The trick is, if you have a particularly strong or unique brand, you can count on being the number one organic result. HOWEVER, if competitors bid on your brand and you do not, they end up above your brand in results as part of the the paid/promoted position.

This usually forces brands into competing in paid positions on branded keywords that they should "win" naturally. Google rationalizes this by charging more relevant results a lower rate, but it still doesn't excuse the fact that the brand shouldn't have had to pay in the first place.

2 comments

i wonder if competitors bidding on your brand should be construed as trade mark violations - after all, if a user searches a brand and a competitor's site or product is shown as part of advertising, then aren't they making use of your brand to confuse the consumer (a classic trade mark violation)? The only problem is that the user isn't "seeing" the brand and confusing it, but instead is searching the brand and the search result is confusing deliberately.
Is it actually confusing anyone? If I search for Pepsi and some of the ads are for Coke or Dr Pepper, that seems fine to me. If it's counterfeit Pepsi or something that's clearly a different case, but if someone searches "ebay mittens" I don't think it's ridiculous to allow a mitten store to have an ad that says "we sell mittens too!".
It definitely confuses our customers. We fairly regularly receive unpleasant tickets asking where their order is. Once we dig in we often find they did not order with us, but with a competitor who they thought was us.
The worse I've seen has been malicious malware spreading with an exact copy of the company site. There's also morally/legally dubious combative advertising eg: "Better than X" when searching for X.

Best part of course is that Google has been constantly making it less clear whether something is an ad, so the tricking is really primarily done by Google themselves. The advertising is really just paying to be the first search result.

That's an interesting idea. I'd certainly like to see that case made.
This was shared in another comment in the thread: https://veritasbusinesslaw.com/trademark-and-google-adwords/

> Google has been sued frequently for trademark infringement because it allows advertisers to purchase trademarked names for use in AdWords by competitors.

> Google has never lost one of these cases.

> Google derives 97% of its revenue from advertising, annual revenue that was over $109 billion as of 2017.

> These conflicts illustrate a serious problem with how internet advertising is conducted.

"> Google has never lost one of these cases."

Perhaps they settled every single case. Show us one that went to trial.

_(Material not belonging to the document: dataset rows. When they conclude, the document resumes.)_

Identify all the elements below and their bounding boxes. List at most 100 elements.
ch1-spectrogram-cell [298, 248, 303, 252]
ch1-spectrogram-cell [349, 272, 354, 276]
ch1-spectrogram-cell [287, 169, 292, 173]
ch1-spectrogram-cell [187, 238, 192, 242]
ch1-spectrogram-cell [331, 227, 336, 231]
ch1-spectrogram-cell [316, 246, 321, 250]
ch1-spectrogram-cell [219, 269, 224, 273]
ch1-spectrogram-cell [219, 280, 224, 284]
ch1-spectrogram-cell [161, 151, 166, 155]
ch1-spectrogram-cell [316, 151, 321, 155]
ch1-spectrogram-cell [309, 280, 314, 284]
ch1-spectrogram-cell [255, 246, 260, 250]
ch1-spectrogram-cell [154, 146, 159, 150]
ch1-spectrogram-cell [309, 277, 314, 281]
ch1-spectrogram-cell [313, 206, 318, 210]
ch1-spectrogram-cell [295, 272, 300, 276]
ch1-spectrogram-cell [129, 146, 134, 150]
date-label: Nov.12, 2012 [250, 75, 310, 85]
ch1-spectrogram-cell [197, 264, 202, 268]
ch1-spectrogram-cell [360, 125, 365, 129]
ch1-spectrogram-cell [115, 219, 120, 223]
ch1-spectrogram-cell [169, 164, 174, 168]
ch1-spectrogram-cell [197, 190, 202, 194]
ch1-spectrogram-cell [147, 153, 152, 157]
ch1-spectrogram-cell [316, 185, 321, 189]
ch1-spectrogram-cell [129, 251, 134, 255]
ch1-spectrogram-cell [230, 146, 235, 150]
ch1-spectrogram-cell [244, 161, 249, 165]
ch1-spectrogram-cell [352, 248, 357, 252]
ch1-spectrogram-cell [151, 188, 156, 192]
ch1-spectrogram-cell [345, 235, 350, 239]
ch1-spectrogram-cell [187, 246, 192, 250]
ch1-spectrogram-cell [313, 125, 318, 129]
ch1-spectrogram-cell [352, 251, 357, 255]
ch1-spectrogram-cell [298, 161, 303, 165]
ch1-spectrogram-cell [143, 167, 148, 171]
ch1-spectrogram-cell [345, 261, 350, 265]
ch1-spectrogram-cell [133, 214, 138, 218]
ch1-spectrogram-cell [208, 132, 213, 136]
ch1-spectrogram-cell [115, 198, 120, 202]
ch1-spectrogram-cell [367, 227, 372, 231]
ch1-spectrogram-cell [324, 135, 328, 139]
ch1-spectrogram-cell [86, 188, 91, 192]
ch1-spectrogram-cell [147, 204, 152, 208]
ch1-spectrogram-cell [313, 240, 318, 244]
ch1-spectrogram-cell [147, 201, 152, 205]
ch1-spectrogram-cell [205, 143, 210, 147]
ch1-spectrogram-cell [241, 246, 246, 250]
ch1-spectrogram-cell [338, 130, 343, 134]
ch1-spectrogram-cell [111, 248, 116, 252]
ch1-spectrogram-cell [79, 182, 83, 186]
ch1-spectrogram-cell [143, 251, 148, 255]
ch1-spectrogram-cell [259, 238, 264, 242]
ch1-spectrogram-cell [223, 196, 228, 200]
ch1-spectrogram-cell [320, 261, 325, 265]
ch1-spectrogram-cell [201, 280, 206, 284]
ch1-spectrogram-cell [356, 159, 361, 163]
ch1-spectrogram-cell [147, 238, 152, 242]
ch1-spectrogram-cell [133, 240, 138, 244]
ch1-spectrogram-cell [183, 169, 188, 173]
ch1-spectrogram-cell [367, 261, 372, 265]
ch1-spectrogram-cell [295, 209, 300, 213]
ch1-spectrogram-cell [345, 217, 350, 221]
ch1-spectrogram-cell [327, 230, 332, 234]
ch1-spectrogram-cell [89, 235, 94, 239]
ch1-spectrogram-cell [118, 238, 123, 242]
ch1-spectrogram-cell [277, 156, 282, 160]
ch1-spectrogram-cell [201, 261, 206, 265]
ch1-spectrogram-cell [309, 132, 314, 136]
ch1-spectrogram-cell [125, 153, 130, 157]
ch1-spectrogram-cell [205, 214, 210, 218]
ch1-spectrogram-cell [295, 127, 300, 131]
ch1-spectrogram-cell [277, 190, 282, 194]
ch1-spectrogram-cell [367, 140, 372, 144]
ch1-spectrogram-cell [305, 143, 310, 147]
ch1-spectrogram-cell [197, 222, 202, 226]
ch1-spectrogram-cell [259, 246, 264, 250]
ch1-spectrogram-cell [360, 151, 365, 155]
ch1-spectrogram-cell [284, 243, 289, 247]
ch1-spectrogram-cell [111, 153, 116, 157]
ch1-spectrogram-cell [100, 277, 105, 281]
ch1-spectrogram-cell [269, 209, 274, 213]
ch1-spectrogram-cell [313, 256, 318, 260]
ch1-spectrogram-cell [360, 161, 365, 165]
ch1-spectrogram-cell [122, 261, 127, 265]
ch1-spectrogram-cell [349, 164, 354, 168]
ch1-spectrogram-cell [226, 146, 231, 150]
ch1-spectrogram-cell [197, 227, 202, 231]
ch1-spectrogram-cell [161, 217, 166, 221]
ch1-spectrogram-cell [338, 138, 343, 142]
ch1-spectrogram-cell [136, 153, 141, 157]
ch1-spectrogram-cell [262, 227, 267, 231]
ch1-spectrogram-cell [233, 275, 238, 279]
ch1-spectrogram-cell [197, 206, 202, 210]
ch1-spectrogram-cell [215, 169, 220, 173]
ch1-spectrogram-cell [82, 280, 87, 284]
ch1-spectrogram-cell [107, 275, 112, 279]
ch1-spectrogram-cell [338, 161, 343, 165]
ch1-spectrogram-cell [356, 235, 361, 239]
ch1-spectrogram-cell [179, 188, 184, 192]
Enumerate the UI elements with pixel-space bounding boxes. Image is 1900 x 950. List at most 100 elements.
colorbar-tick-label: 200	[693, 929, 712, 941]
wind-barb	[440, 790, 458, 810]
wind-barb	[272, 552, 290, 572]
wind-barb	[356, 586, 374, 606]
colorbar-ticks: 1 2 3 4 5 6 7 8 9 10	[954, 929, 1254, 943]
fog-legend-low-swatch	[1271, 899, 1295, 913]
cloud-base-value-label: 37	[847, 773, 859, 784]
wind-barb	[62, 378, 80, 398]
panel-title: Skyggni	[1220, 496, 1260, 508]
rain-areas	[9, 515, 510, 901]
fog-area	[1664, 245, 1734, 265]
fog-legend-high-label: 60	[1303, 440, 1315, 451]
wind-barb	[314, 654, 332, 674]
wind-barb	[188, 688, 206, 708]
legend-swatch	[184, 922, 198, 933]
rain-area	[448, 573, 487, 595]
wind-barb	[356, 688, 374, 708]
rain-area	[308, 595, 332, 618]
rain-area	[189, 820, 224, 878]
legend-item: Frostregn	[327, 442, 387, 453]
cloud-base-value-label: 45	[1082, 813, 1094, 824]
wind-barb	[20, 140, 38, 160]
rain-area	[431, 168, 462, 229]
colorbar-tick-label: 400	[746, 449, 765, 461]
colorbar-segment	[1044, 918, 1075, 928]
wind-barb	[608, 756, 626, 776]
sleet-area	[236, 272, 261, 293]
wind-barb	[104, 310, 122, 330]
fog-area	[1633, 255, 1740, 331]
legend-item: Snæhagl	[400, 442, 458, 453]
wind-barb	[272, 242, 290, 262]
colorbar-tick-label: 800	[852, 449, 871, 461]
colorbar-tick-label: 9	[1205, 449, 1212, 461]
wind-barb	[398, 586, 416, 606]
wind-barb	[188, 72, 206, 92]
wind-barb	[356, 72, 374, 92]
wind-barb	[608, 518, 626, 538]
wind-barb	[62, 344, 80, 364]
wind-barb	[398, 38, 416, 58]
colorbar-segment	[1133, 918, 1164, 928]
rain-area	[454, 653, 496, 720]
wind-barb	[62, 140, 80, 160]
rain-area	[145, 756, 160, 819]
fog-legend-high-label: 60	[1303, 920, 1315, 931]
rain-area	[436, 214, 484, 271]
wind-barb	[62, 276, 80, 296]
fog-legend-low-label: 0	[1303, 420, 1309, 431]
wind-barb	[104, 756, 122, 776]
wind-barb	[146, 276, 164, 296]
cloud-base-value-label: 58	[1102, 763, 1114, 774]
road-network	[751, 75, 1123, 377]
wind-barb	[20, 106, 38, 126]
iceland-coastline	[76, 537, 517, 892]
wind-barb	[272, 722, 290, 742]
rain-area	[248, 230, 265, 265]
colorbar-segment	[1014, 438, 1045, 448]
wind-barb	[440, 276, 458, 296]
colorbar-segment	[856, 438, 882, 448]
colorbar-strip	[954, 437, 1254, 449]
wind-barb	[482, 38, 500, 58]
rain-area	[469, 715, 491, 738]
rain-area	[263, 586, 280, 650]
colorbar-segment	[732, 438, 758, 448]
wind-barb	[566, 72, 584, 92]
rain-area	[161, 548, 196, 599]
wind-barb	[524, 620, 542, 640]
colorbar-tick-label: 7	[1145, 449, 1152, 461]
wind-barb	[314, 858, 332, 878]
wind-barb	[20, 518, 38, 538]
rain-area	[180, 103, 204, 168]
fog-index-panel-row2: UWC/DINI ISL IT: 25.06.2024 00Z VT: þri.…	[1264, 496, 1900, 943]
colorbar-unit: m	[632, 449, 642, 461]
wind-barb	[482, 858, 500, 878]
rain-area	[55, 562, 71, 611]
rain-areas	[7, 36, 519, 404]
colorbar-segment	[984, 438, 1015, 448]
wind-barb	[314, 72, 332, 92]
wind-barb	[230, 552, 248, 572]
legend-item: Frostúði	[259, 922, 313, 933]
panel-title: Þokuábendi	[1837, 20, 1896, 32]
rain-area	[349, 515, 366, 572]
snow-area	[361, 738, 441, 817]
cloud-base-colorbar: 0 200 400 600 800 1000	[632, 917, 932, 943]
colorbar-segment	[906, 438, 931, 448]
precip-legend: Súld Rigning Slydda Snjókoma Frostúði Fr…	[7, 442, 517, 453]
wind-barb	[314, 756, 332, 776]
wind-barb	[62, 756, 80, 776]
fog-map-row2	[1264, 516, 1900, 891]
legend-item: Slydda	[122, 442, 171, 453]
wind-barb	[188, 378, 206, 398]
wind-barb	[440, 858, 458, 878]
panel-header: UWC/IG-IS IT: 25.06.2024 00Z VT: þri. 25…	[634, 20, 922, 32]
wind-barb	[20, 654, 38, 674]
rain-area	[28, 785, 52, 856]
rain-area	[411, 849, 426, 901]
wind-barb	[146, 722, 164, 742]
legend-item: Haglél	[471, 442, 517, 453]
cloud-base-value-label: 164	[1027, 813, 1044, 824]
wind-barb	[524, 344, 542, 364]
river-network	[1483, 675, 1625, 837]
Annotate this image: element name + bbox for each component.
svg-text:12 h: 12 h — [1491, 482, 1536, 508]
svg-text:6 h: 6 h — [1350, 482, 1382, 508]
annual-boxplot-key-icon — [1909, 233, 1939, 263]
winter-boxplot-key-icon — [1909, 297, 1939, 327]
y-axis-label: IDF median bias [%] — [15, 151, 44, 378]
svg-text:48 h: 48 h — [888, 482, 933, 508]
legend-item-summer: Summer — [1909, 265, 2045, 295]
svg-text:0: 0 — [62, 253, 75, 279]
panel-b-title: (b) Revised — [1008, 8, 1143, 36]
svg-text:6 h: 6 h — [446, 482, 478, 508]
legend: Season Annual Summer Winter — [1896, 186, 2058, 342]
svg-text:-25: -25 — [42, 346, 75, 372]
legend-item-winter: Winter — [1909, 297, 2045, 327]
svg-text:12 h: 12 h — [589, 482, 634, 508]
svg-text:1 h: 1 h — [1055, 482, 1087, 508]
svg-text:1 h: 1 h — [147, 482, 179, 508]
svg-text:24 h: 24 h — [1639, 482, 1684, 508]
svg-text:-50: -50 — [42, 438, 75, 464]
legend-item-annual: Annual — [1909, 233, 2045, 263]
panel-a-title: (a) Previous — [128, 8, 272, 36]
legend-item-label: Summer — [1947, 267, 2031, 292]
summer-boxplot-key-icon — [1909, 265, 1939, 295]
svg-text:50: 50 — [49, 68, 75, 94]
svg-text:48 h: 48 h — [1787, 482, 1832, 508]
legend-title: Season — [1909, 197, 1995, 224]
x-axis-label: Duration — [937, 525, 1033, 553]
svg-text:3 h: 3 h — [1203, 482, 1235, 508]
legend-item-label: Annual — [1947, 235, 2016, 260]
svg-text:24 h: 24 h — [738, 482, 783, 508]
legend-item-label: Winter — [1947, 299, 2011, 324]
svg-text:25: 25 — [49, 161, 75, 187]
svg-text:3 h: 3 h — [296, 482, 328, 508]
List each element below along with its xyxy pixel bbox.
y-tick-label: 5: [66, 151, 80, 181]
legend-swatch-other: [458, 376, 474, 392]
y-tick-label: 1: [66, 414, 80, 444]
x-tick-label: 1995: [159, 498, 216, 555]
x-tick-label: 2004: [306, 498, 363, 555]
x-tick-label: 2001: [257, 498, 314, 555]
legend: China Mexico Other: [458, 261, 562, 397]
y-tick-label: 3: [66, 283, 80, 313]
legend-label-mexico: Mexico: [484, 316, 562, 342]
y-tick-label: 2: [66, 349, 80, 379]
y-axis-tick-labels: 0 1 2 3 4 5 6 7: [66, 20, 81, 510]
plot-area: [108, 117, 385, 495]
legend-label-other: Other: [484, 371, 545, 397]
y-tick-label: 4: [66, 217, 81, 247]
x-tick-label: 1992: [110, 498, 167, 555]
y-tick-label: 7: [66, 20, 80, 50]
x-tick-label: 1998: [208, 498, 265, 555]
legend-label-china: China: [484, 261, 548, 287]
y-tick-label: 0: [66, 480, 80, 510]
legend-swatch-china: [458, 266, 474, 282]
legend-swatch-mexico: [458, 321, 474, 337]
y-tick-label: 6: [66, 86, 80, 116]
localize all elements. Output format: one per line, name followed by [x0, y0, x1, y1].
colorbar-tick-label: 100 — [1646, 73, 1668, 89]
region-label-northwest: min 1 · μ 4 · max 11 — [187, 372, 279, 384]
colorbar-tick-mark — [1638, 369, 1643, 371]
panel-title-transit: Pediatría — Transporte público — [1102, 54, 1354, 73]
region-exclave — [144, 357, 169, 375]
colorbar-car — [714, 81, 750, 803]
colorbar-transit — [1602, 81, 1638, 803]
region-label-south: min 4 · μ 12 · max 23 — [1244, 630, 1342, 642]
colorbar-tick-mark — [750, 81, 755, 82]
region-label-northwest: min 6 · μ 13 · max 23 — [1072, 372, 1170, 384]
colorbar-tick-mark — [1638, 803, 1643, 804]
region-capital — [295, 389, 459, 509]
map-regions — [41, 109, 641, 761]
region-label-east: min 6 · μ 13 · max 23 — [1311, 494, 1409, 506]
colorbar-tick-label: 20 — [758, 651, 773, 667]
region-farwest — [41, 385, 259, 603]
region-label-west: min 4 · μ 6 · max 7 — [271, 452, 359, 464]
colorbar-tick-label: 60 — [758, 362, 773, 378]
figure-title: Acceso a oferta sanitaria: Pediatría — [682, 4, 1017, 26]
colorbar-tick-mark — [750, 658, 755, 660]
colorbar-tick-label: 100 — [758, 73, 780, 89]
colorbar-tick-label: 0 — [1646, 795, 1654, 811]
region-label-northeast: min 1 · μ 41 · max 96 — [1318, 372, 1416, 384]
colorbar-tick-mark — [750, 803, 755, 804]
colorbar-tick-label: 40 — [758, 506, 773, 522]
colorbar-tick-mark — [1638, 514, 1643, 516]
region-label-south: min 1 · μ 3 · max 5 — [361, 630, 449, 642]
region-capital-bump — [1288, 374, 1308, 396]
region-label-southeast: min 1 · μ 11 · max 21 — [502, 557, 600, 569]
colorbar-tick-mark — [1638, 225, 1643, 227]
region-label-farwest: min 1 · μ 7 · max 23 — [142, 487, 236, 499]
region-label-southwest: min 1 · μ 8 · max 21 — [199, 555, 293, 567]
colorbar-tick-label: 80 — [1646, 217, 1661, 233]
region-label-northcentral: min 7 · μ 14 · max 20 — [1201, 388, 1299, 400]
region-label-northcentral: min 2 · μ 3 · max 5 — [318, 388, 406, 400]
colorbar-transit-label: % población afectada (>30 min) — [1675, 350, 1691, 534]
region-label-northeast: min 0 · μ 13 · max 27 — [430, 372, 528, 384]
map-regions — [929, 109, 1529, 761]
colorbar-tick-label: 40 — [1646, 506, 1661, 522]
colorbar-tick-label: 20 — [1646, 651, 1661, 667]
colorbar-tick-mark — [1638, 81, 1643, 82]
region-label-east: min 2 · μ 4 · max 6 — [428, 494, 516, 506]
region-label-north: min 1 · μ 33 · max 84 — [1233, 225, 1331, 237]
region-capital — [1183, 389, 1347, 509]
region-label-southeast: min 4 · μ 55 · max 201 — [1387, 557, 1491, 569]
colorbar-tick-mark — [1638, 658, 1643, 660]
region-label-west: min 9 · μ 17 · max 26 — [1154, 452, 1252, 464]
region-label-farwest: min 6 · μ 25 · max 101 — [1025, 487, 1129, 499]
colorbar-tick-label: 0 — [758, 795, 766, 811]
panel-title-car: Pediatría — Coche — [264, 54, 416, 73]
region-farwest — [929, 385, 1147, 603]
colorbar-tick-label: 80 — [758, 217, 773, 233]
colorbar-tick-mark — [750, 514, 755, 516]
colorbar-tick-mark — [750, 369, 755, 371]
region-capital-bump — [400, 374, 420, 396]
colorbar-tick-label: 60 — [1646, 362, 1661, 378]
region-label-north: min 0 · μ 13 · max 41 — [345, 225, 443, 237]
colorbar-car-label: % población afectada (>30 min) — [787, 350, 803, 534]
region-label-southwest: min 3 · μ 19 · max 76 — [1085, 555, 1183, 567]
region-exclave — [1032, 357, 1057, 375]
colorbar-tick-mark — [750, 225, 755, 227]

Not a chance. Google is trying to match search intent and so are ads. If the ads are relevant to what's being searched, then it receives a low quality score and isn't shown often, if at all depending on how irrelevant it is. If I am a lawn mowing company, I can't just show my ads whenever someone tries to lookup apple because they're a popular company.
So far we haven't found the presence of ads above our organic result seems to make a big difference, but I expect that could vary a lot based on the brand and what competitors are advertising. Probably a good idea for anyone planning to spend significant ad dollars to test for themselves.